On the small side of the product front, Ford will likely equip the base Fiesta with a naturally aspirated 1.4-liter four-cylinder that would deliver around 40 mpg when it arrives in the U.S. in 2010. Ford is also considering a 1.0-liter, EcoBoost engine in the Fiesta, which could migrate into the Focus after 2012.

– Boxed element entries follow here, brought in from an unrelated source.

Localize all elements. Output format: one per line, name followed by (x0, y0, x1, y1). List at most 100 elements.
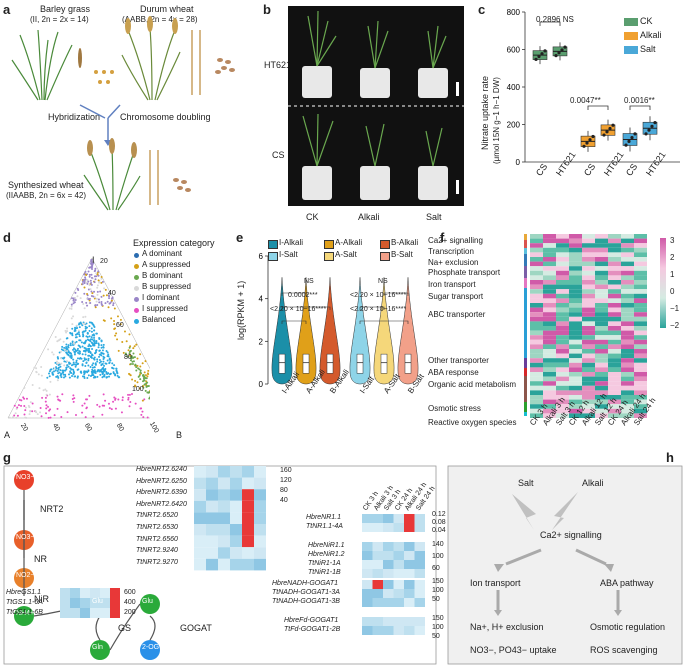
d-point (63, 364, 66, 367)
d-point (96, 286, 99, 289)
nr-heat-cell (393, 514, 404, 523)
d-point (83, 370, 86, 373)
f-cell (595, 321, 608, 326)
d-point (63, 346, 66, 349)
c-point (543, 49, 547, 53)
f-cell (543, 312, 556, 317)
d-point (120, 411, 123, 414)
f-cell (634, 344, 647, 349)
d-point (44, 400, 47, 403)
nh4-node-label: NH4+ (16, 610, 35, 617)
d-point (83, 322, 86, 325)
d-point (87, 345, 90, 348)
d-point (91, 342, 94, 345)
f-cell (621, 413, 634, 418)
d-point (91, 366, 94, 369)
f-cell (608, 367, 621, 372)
d-point (83, 286, 86, 289)
f-cell (621, 372, 634, 377)
d-point (142, 385, 145, 388)
d-point (63, 360, 66, 363)
d-point (88, 347, 91, 350)
nir-heat-cell (372, 560, 383, 569)
d-point (91, 264, 94, 267)
f-cell (582, 312, 595, 317)
pathway-arrow (149, 615, 156, 641)
e-bracket (359, 320, 409, 324)
f-cell (582, 404, 595, 409)
nir-heat-cell (414, 551, 425, 560)
f-row-label: Phosphate transport (428, 268, 501, 277)
f-cell (543, 344, 556, 349)
nrt-gene-label: TtNRT2.6560 (136, 535, 178, 543)
d-point (89, 302, 92, 305)
f-cell (621, 266, 634, 271)
c-legend-salt: Salt (640, 44, 656, 54)
d-point (84, 341, 87, 344)
f-cell (608, 358, 621, 363)
nrt-scale-label: 40 (280, 497, 288, 504)
nrt-heat-cell (242, 477, 254, 490)
d-point (56, 379, 59, 382)
e-violin (295, 277, 317, 385)
f-cell (595, 358, 608, 363)
f-cell (543, 321, 556, 326)
d-point (86, 304, 89, 307)
f-cell (556, 330, 569, 336)
d-point (112, 302, 115, 305)
f-cell (595, 270, 608, 276)
d-point (95, 297, 98, 300)
d-point (84, 347, 87, 350)
d-point (17, 404, 20, 407)
d-point (76, 347, 79, 350)
f-cell (582, 289, 595, 294)
nr-heat-cell (383, 514, 394, 523)
f-cell (556, 284, 569, 290)
nrt-heat-cell (230, 524, 242, 536)
f-cell (634, 293, 647, 299)
d-point (72, 361, 75, 364)
d-point (81, 283, 84, 286)
d-point (87, 350, 90, 353)
d-point (108, 361, 111, 364)
e-legend-swatch (380, 252, 390, 261)
f-cell (556, 372, 569, 377)
f-cell (608, 307, 621, 313)
f-cell (621, 275, 634, 280)
ternary-vertex-i: I (92, 255, 95, 265)
d-point (89, 279, 92, 282)
f-cell (569, 362, 582, 368)
nrt-gene-label: TtNRT2.9270 (136, 558, 178, 566)
nir-heat-cell (393, 542, 404, 551)
d-point (101, 304, 104, 307)
e-legend-item: A-Salt (335, 250, 357, 259)
nrt-heat-cell (218, 489, 230, 501)
f-cell (621, 303, 634, 308)
f-cell (621, 349, 634, 354)
d-point (56, 407, 59, 410)
nrt-heat-cell (206, 535, 218, 548)
f-cell (569, 349, 582, 354)
f-cell (634, 385, 647, 391)
d-point (11, 416, 14, 419)
d-point (106, 373, 109, 376)
f-cell (595, 376, 608, 382)
c-bracket (587, 105, 609, 110)
d-point (99, 373, 102, 376)
f-cell (556, 280, 569, 285)
f-cell (569, 252, 582, 257)
d-point (88, 343, 91, 346)
fd-heat-cell (372, 626, 383, 635)
f-cell (569, 289, 582, 294)
d-point (31, 402, 34, 405)
nrt-heat-cell (218, 558, 230, 571)
d-point (71, 297, 74, 300)
f-cell (543, 362, 556, 368)
d-point (138, 374, 141, 377)
d-point (78, 350, 81, 353)
d-point (90, 290, 93, 293)
f-cell (621, 261, 634, 267)
f-cell (530, 362, 543, 368)
e-violin (397, 277, 419, 385)
d-point (13, 404, 16, 407)
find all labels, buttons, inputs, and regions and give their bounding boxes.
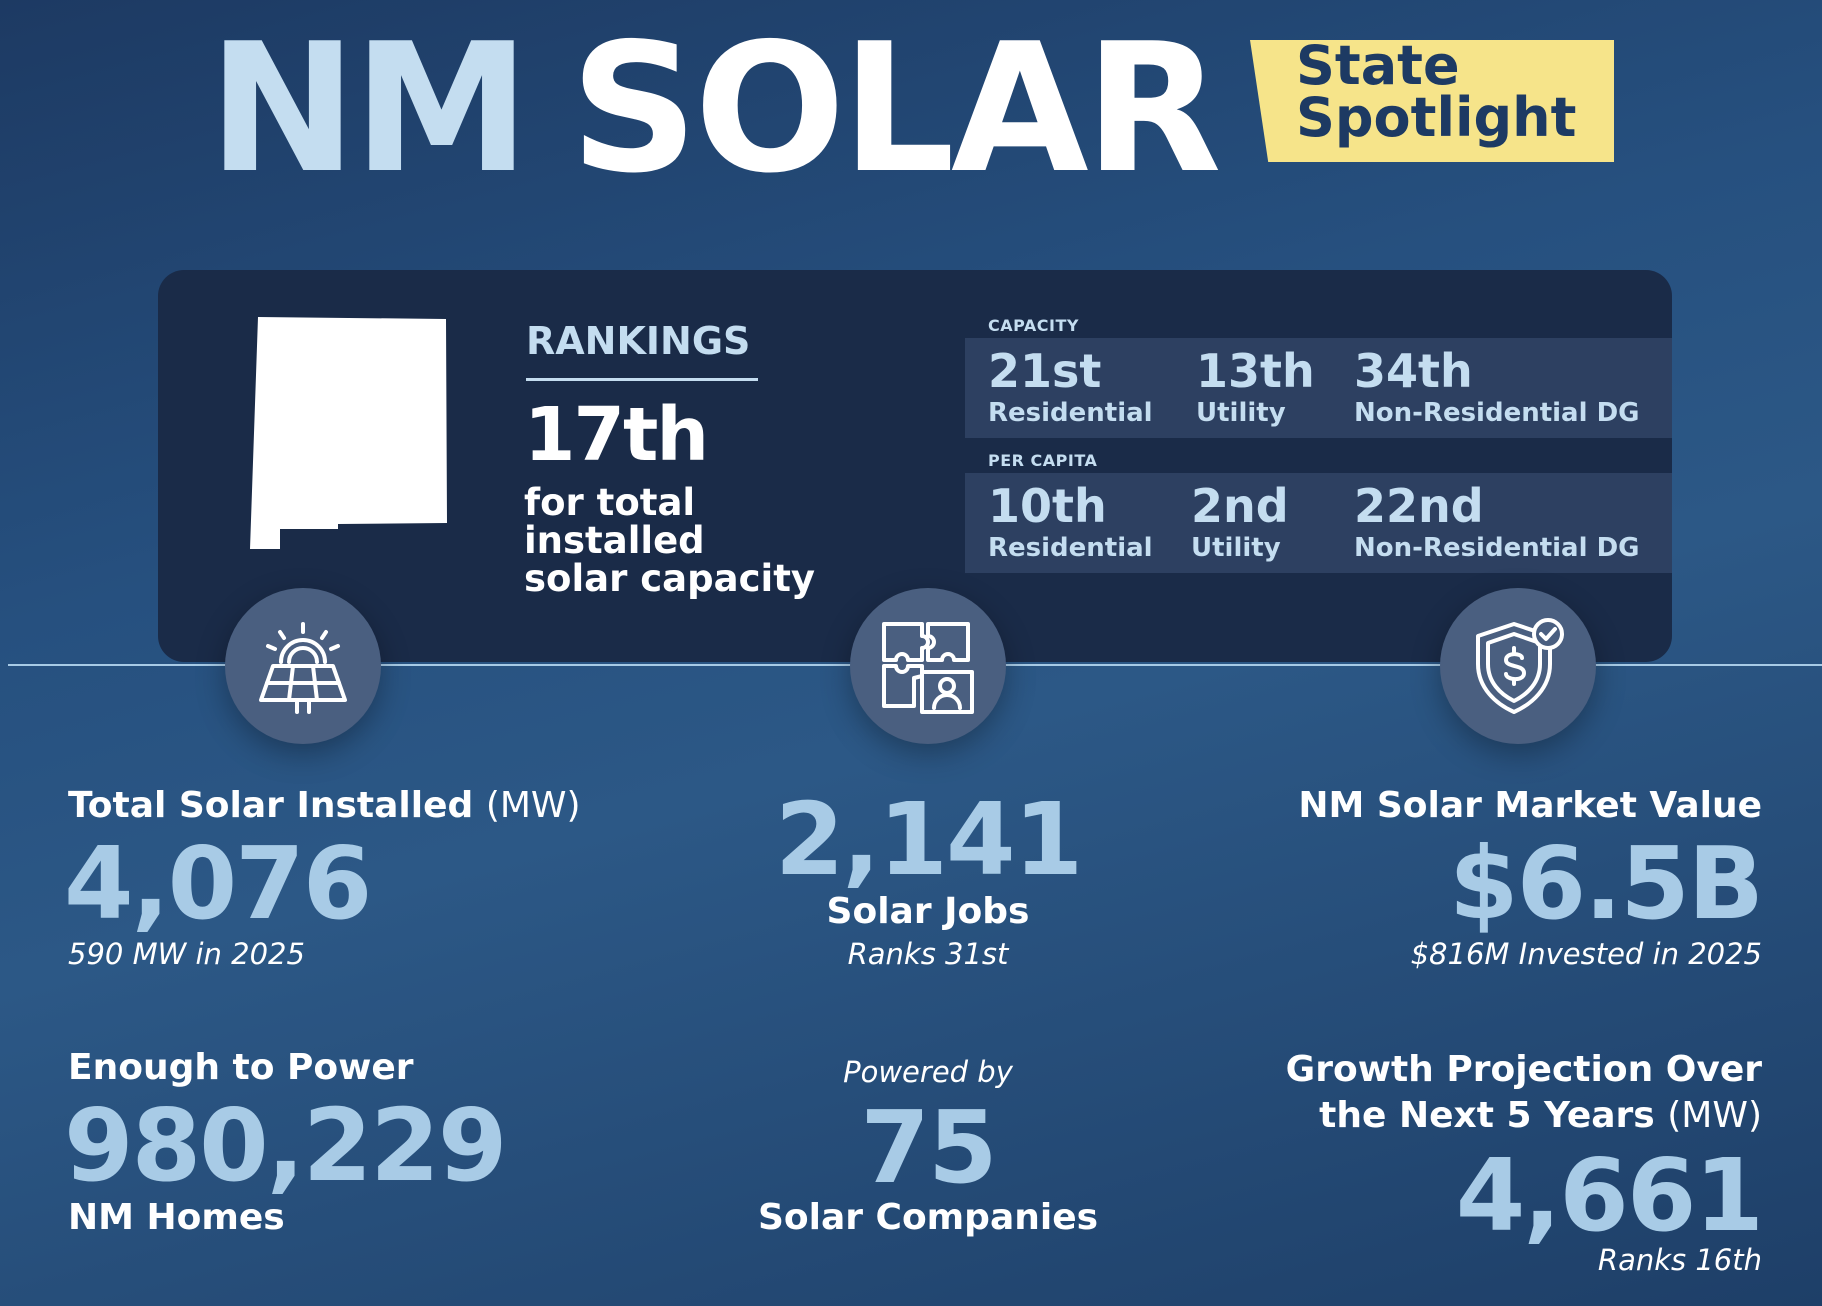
rank-label: Utility — [1196, 398, 1286, 428]
overall-rank-description: for total installed solar capacity — [524, 484, 884, 598]
installed-unit: (MW) — [485, 785, 581, 826]
rank-label: Utility — [1191, 533, 1281, 563]
title-solar: SOLAR — [570, 5, 1222, 212]
rank-label: Non-Residential DG — [1354, 533, 1640, 563]
companies-label: Solar Companies — [757, 1197, 1099, 1238]
overall-desc-line-2: solar capacity — [524, 557, 815, 600]
installed-sub: 590 MW in 2025 — [68, 937, 305, 971]
rank-value: 34th — [1354, 344, 1473, 398]
state-spotlight-text: State Spotlight — [1296, 34, 1577, 149]
per-capita-residential: 10th Residential — [988, 483, 1153, 561]
rank-label: Residential — [988, 533, 1153, 563]
jobs-sub: Ranks 31st — [847, 937, 1009, 971]
installed-value: 4,076 — [64, 825, 372, 942]
capacity-residential: 21st Residential — [988, 348, 1153, 426]
new-mexico-map-icon — [250, 317, 447, 549]
per-capita-utility: 2nd Utility — [1191, 483, 1289, 561]
solar-panel-sun-icon — [259, 622, 347, 714]
growth-sub: Ranks 16th — [1597, 1243, 1762, 1277]
puzzle-people-icon — [882, 622, 974, 714]
rankings-underline — [526, 378, 758, 381]
growth-label-line-1: Growth Projection Over — [1285, 1049, 1762, 1090]
growth-label-line-2: the Next 5 Years (MW) — [1060, 1098, 1762, 1134]
homes-value: 980,229 — [64, 1087, 507, 1204]
jobs-value: 2,141 — [774, 781, 1083, 898]
homes-sub: NM Homes — [68, 1197, 285, 1238]
growth-value: 4,661 — [1455, 1137, 1764, 1254]
rank-value: 13th — [1196, 344, 1315, 398]
capacity-utility: 13th Utility — [1196, 348, 1315, 426]
capacity-band: 21st Residential 13th Utility 34th Non-R… — [965, 338, 1672, 438]
market-icon-circle — [1440, 588, 1596, 744]
rank-label: Residential — [988, 398, 1153, 428]
jobs-label: Solar Jobs — [826, 891, 1030, 932]
rankings-heading: RANKINGS — [526, 319, 751, 363]
rank-value: 22nd — [1354, 479, 1484, 533]
installed-label: Total Solar Installed (MW) — [68, 788, 581, 824]
growth-label-text: the Next 5 Years — [1319, 1095, 1655, 1136]
capacity-label: CAPACITY — [988, 316, 1079, 335]
capacity-non-residential-dg: 34th Non-Residential DG — [1354, 348, 1640, 426]
per-capita-band: 10th Residential 2nd Utility 22nd Non-Re… — [965, 473, 1672, 573]
rank-value: 10th — [988, 479, 1107, 533]
badge-line-1: State — [1296, 34, 1460, 97]
per-capita-non-residential-dg: 22nd Non-Residential DG — [1354, 483, 1640, 561]
per-capita-label: PER CAPITA — [988, 451, 1098, 470]
companies-pre: Powered by — [843, 1055, 1013, 1089]
market-sub: $816M Invested in 2025 — [1410, 937, 1762, 971]
installed-label-text: Total Solar Installed — [68, 785, 474, 826]
market-label: NM Solar Market Value — [1298, 785, 1762, 826]
rank-label: Non-Residential DG — [1354, 398, 1640, 428]
solar-icon-circle — [225, 588, 381, 744]
overall-desc-line-1: for total installed — [524, 481, 705, 562]
title-nm: NM — [208, 5, 530, 212]
badge-line-2: Spotlight — [1296, 86, 1577, 149]
rank-value: 21st — [988, 344, 1102, 398]
homes-label: Enough to Power — [68, 1047, 414, 1088]
shield-dollar-icon — [1476, 618, 1564, 714]
growth-unit: (MW) — [1667, 1095, 1762, 1136]
market-value: $6.5B — [1449, 825, 1764, 942]
companies-value: 75 — [860, 1089, 997, 1206]
state-spotlight-badge — [1250, 40, 1614, 162]
rank-value: 2nd — [1191, 479, 1289, 533]
overall-rank: 17th — [524, 392, 709, 478]
jobs-icon-circle — [850, 588, 1006, 744]
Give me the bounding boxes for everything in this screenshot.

V8 engines will remain the sole source of power in Ford's large truck and SUV lineup until the end of the decade, when the EcoBoost V6 arrives and begins to expand throughout the Ford lineup. The boosted six is expected to produce between 290 and 390 hp, depending on the application, and could spell the end of bent-eights in many of Ford's range-topping products. When the redesigned Mustang arrives in 2010, Ford intends to continue its use of the 4.0-liter V6 and 4.6-liter V8, but both engines will give way to the 3.5-liter V6 and 5.0-liter V8 soon thereafter. Don't ask us why they're not rolled out at launch.
New diesels are also in the cards, including a 6.7-liter V8 (codenamed "Scorpion") currently being developed for Ford's Super Duty trucks and full-sized vans. A 4.4-liter, V8 turbo-diesel is also in the works and will find a home under the hood of the F-150, Expedition and Lincoln Navigator – assuming the two 'utes survive into the next decade.